Wednesday afternoon was our second day of vision testing, where I worked in the hallway of the Mission Clinic to do the testing. That was where I met Sally. Sally spoke perfect English (a complete blessing in Awasi!), and had a beaming grin that matched her butter-yellow T-Shirt. It soon become apparent that her glasses were a pointless addition to her attire, as she had 20/20 vision in one eye and was completely blind in the other. She was only in Primary School.

Thursday I was able to use an empty doctor's office, and had Sandra helping me get through the distance acuity tests. There were two particularly memorable moments in this office. The first was when a little girl came into the room, and as I put the testing classes on her (which blocked out vision in one ye, so that we could test the other), she began to talk very excitedly. She was probably only 4 or so years old, and Dan translated to me that she had said, 'Soon I will be able to see Mummy and Daddy'. Her faith in us that a simple pair of glasses would fix her was heartbreaking. The second was when Carolyne walked in (mentioned earlier). Her faith in me, even though she could not see me, was astounding. My hear was overjoyed when she walked around with her new cane later that day. being only a couple of years older than me, but completely blind, really impacted me.
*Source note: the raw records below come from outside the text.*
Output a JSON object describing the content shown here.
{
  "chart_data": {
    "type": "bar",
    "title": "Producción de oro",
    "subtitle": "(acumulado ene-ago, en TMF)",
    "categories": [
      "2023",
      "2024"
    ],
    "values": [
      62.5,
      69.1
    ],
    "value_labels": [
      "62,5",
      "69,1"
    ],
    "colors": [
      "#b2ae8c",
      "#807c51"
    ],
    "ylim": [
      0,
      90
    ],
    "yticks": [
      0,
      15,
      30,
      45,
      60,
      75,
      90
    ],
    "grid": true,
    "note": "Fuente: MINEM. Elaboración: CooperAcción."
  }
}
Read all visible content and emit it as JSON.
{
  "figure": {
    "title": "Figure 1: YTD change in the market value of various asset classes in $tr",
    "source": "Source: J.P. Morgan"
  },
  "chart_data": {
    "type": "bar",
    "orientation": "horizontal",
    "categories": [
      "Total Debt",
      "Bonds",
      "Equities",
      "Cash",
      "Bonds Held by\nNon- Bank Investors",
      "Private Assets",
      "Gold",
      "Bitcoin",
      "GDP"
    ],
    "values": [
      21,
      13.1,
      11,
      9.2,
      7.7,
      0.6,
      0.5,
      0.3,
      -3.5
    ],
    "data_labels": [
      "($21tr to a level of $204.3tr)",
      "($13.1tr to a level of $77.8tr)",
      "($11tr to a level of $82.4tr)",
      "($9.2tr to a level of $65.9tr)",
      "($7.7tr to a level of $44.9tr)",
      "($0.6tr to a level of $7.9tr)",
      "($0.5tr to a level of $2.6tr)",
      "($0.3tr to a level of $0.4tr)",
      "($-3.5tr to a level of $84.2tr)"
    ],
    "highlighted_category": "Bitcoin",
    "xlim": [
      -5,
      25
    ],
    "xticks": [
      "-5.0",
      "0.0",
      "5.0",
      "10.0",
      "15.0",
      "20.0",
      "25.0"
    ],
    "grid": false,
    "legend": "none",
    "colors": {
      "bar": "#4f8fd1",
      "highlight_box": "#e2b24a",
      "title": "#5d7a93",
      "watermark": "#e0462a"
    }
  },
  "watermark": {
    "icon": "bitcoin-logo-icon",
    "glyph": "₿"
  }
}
With a little bit of education about eye health and how easily cataracts are removed, she may never have needed to meet us. Yet the sad fact is that if these children are not taught simple health care, this can be the result." - Emma

Above: Emma assisting with vision screening


"This weeks BREAKTHROUGHS!

  • New partnerships with Chase Childcare and Sabatia Eye Clinic established for the Vision Screening/Treatment program

  • 140 students from various schools were screened for vision difficulties in partnership with Chase Childcare

  • 30 referrals to Sabatia Eye Clinic and 20 referrals for follow up exams

  • Hope Global, on behalf of generous donors, have been able to gift finance to cover around 10 of the surgeries needed

  • 30 Early Childhood Teachers from 18 schools attended training and demonstrated their skills in a practical session

  • Encouraging to see the development of an integration program for visually impaired children in the local area"

 - Robyn


 

Above: Handing over donated funds to Chase Childcare for surgeries Sandra assisting with vision screening

Above: Maths Learning



Above: A game of 'Duck Duck Goose'


Comments
Benjamin Anabaraonye commented on 27-Sep-2013 04:03 AM
I'm so delighted to see and hear of the great works being done by your team for the precious people of Rwanda.May the Lord continue to multiply His grace upon this great ministry.Please keep up the good work.